要使用clpfd，请使用library(clpfd))，而不是library(bounds)！

:- use_module(library(clpfd)).

我们可以说明必须遵守的约束：

m3x3_zs(Mss,Zs) :-
   Mss = [[M11,M12,M13], [M21,M22,M23], [M31,M32,M33]],
   Zs  = [ M11,M12,M13 ,  M21,M22,M23 ,  M31,M32,M33 ],

   Zs ins 0..9,

   5 #= M11+M12-M13,              % row constraints
   8 #= (M21-M22)*M23,            % (see text below for details)
   4 #= M31*M32-M33,

   7 #= M11+M21-M31,              % column constraints
   5 #= M12-M22+M23,
   0 #= M13*M23-M33.

请注意上面突出显示的目标8 #= <b>(M21-M22)*M23</b>！
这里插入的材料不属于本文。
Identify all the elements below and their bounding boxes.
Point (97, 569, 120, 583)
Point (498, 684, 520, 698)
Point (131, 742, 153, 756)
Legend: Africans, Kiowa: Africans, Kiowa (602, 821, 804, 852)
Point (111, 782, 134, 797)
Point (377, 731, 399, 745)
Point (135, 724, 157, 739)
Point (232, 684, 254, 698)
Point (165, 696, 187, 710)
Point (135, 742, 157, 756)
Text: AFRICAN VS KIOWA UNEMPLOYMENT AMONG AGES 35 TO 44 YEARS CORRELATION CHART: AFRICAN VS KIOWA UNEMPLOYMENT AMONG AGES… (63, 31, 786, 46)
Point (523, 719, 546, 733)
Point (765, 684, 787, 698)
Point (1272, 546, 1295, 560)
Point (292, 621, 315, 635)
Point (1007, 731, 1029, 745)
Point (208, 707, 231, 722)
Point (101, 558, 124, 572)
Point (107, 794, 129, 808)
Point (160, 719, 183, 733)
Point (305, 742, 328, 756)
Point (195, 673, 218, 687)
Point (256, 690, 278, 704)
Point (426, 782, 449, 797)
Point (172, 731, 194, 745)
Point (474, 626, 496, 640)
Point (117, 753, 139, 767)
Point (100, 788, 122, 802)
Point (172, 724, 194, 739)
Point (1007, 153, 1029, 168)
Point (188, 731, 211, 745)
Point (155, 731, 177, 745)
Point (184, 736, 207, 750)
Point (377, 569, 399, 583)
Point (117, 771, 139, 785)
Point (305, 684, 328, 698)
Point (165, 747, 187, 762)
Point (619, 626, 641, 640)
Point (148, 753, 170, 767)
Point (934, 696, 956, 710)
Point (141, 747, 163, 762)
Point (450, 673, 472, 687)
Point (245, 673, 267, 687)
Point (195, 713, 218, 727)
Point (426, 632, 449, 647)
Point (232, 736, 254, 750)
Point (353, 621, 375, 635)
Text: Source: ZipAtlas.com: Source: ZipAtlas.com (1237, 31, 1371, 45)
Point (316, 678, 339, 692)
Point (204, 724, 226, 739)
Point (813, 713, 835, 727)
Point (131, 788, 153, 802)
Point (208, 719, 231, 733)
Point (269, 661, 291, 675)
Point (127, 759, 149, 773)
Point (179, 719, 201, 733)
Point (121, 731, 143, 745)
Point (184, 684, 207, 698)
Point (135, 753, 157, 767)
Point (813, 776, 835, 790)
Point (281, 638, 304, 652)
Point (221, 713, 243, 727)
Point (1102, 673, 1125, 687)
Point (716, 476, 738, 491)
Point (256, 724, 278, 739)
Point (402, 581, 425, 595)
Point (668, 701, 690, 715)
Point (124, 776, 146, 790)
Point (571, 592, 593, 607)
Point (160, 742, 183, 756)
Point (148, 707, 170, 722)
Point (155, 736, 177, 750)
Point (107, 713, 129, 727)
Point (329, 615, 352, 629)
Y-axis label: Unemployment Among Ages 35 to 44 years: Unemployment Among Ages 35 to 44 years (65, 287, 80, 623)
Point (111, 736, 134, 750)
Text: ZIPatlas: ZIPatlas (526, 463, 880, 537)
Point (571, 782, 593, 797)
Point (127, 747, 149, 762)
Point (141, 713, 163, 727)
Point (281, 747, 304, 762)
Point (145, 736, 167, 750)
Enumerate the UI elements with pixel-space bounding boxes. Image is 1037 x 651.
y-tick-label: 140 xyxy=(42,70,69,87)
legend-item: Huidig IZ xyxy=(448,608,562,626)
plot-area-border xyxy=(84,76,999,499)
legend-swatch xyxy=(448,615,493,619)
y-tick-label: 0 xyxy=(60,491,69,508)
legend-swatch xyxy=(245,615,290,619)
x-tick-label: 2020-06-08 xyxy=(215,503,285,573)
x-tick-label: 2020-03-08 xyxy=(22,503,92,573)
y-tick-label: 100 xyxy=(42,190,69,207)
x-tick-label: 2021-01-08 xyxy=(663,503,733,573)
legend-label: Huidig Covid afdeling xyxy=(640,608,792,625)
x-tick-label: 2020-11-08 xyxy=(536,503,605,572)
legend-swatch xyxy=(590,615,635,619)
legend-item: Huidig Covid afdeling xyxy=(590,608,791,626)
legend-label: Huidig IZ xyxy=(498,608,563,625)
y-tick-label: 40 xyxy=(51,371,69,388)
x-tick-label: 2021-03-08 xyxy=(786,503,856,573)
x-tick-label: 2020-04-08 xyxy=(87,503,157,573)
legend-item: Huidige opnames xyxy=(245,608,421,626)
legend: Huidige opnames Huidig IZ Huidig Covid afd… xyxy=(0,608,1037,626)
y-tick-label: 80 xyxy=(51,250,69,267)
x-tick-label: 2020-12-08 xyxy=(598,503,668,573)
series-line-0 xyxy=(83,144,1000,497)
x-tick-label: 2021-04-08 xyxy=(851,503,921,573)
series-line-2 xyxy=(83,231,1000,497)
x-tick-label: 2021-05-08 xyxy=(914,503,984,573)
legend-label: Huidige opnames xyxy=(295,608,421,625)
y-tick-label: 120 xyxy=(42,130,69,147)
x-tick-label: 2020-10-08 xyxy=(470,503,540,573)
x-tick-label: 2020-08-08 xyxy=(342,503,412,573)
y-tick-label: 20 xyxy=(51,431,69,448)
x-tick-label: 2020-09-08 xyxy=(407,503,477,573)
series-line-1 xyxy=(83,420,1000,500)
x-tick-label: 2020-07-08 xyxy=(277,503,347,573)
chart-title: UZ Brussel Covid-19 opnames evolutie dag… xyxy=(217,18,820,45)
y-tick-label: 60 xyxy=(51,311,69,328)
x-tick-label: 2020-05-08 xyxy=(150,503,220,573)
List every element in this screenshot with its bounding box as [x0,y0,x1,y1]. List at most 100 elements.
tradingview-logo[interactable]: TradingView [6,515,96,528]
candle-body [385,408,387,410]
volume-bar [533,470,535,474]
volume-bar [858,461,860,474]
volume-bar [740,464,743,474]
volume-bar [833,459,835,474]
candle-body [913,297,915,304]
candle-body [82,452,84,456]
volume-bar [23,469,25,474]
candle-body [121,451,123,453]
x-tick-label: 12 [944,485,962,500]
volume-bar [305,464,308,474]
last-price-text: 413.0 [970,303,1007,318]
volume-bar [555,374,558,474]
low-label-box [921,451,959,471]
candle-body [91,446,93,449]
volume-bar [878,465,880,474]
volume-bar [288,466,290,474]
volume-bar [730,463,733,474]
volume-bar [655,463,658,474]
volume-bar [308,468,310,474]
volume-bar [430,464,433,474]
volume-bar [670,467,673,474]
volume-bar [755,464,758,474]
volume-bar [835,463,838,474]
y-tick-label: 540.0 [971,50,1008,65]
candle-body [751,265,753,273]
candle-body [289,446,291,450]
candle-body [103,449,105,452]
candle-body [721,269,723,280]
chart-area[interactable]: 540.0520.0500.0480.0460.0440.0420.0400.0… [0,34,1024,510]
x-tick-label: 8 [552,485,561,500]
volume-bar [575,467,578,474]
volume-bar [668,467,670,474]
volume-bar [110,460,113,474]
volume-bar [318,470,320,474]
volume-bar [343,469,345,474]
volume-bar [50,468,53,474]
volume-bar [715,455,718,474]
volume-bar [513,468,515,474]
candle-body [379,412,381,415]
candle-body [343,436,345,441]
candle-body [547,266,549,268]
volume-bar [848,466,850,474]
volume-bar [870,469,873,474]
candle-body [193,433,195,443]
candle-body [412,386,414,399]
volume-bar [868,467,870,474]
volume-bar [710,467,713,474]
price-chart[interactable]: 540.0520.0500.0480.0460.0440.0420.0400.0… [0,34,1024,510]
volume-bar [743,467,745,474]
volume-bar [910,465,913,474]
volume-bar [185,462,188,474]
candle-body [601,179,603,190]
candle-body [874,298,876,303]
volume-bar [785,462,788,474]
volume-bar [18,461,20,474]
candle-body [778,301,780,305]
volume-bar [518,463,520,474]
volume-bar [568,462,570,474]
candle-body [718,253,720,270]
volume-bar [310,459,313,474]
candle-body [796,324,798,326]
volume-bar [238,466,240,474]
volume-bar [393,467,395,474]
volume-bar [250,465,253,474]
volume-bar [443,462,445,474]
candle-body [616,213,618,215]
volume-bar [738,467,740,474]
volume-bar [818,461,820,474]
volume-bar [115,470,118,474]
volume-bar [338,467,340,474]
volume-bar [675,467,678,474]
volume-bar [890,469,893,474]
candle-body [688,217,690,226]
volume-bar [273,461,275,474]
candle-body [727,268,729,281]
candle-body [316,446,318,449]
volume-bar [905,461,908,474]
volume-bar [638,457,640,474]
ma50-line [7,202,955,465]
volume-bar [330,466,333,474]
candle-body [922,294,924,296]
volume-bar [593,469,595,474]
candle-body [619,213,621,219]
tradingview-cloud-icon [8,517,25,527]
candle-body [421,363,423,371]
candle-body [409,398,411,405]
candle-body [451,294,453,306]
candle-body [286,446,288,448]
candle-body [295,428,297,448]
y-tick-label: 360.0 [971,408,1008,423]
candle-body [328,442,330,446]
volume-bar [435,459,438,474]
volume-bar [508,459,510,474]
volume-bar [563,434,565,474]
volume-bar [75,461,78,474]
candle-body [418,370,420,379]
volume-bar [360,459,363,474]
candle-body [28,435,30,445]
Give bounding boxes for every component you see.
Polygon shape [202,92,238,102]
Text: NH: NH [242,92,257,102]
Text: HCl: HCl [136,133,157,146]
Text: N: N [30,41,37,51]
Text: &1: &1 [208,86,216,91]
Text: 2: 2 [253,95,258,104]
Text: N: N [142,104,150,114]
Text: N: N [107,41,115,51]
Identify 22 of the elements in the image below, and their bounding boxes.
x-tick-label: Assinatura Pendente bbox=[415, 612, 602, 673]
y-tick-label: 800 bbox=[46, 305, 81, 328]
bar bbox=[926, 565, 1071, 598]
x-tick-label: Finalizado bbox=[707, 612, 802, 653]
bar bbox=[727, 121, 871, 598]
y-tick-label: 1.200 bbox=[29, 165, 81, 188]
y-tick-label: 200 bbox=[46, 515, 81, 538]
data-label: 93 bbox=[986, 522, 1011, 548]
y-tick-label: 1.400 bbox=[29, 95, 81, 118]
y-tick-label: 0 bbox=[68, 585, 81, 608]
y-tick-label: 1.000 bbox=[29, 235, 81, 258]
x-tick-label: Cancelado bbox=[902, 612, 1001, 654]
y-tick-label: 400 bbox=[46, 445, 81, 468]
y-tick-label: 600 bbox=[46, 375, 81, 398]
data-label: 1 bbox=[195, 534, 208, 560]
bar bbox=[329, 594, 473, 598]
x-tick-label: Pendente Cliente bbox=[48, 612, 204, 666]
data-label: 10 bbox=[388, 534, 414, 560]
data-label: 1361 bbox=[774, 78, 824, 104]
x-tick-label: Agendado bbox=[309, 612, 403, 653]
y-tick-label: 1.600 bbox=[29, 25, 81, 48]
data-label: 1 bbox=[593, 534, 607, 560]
如果我们使用A-B*C的公共优先级规则，我们会有8 #= M21-(M22*M23)，但这会排除您在OP中提供的示例解决方案[[2,7,4],[9,5,2],[4,3,8]]。

现在让我们使用枚举谓词搜索所有解决方案 labeling/2！

?- m3x3_zs(Mss,Zs), labeling([],Zs).
  Mss = [[0,5,0],[9,1,1],[2,2,0]], Zs = [0,5,0,9,1,1,2,2,0]
; Mss = [[0,5,0],[9,8,8],[2,2,0]], Zs = [0,5,0,9,8,8,2,2,0]
; Mss = [[0,7,2],[8,4,2],[1,8,4]], Zs = [0,7,2,8,4,2,1,8,4]
; Mss = [[0,8,3],[9,5,2],[2,5,6]], Zs = [0,8,3,9,5,2,2,5,6]
; Mss = [[1,4,0],[8,0,1],[2,2,0]], Zs = [1,4,0,8,0,1,2,2,0]
; Mss = [[1,4,0],[8,7,8],[2,2,0]], Zs = [1,4,0,8,7,8,2,2,0]
; Mss = [[1,5,1],[9,8,8],[3,4,8]], Zs = [1,5,1,9,8,8,3,4,8]
; Mss = [[1,6,2],[7,3,2],[1,8,4]], Zs = [1,6,2,7,3,2,1,8,4]
; Mss = [[1,7,3],[8,4,2],[2,5,6]], Zs = [1,7,3,8,4,2,2,5,6]
; Mss = [[1,8,4],[9,5,2],[3,4,8]], Zs = [1,8,4,9,5,2,3,4,8]
; Mss = [[2,3,0],[7,6,8],[2,2,0]], Zs = [2,3,0,7,6,8,2,2,0]
; Mss = [[2,4,1],[8,7,8],[3,4,8]], Zs = [2,4,1,8,7,8,3,4,8]
; Mss = [[2,5,2],[6,2,2],[1,8,4]], Zs = [2,5,2,6,2,2,1,8,4]
; Mss = [[2,6,3],[7,3,2],[2,5,6]], Zs = [2,6,3,7,3,2,2,5,6]
; Mss = [[2,7,4],[8,4,2],[3,4,8]], Zs = [2,7,4,8,4,2,3,4,8]
; Mss = [[3,2,0],[6,5,8],[2,2,0]], Zs = [3,2,0,6,5,8,2,2,0]
; Mss = [[3,3,1],[7,6,8],[3,4,8]], Zs = [3,3,1,7,6,8,3,4,8]
; Mss = [[3,4,2],[5,1,2],[1,8,4]], Zs = [3,4,2,5,1,2,1,8,4]
; Mss = [[3,5,3],[6,2,2],[2,5,6]], Zs = [3,5,3,6,2,2,2,5,6]
; Mss = [[3,6,4],[7,3,2],[3,4,8]], Zs = [3,6,4,7,3,2,3,4,8]
; Mss = [[4,1,0],[5,4,8],[2,2,0]], Zs = [4,1,0,5,4,8,2,2,0]
; Mss = [[4,2,1],[6,5,8],[3,4,8]], Zs = [4,2,1,6,5,8,3,4,8]
; Mss = [[4,3,2],[4,0,2],[1,8,4]], Zs = [4,3,2,4,0,2,1,8,4]
; Mss = [[4,4,3],[5,1,2],[2,5,6]], Zs = [4,4,3,5,1,2,2,5,6]
; Mss = [[4,5,4],[6,2,2],[3,4,8]], Zs = [4,5,4,6,2,2,3,4,8]
; Mss = [[5,0,0],[4,3,8],[2,2,0]], Zs = [5,0,0,4,3,8,2,2,0]
; Mss = [[5,1,1],[5,4,8],[3,4,8]], Zs = [5,1,1,5,4,8,3,4,8]
; Mss = [[5,3,3],[4,0,2],[2,5,6]], Zs = [5,3,3,4,0,2,2,5,6]
; Mss = [[5,4,4],[5,1,2],[3,4,8]], Zs = [5,4,4,5,1,2,3,4,8]
; Mss = [[6,0,1],[4,3,8],[3,4,8]], Zs = [6,0,1,4,3,8,3,4,8]
; Mss = [[6,3,4],[4,0,2],[3,4,8]], Zs = [6,3,4,4,0,2,3,4,8]
; false.

一点更具体怎么样？哪个解决方案中间有4？

?- m3x3_zs(Mss,Zs), Mss=[_,[_,4,_],_], labeling([],Zs).
  Mss = [[0,7,2],[8,4,2],[1,8,4]], Zs = [0,7,2,8,4,2,1,8,4]
; Mss = [[1,7,3],[8,4,2],[2,5,6]], Zs = [1,7,3,8,4,2,2,5,6]
; Mss = [[2,7,4],[8,4,2],[3,4,8]], Zs = [2,7,4,8,4,2,3,4,8]
; Mss = [[4,1,0],[5,4,8],[2,2,0]], Zs = [4,1,0,5,4,8,2,2,0]
; Mss = [[5,1,1],[5,4,8],[3,4,8]], Zs = [5,1,1,5,4,8,3,4,8].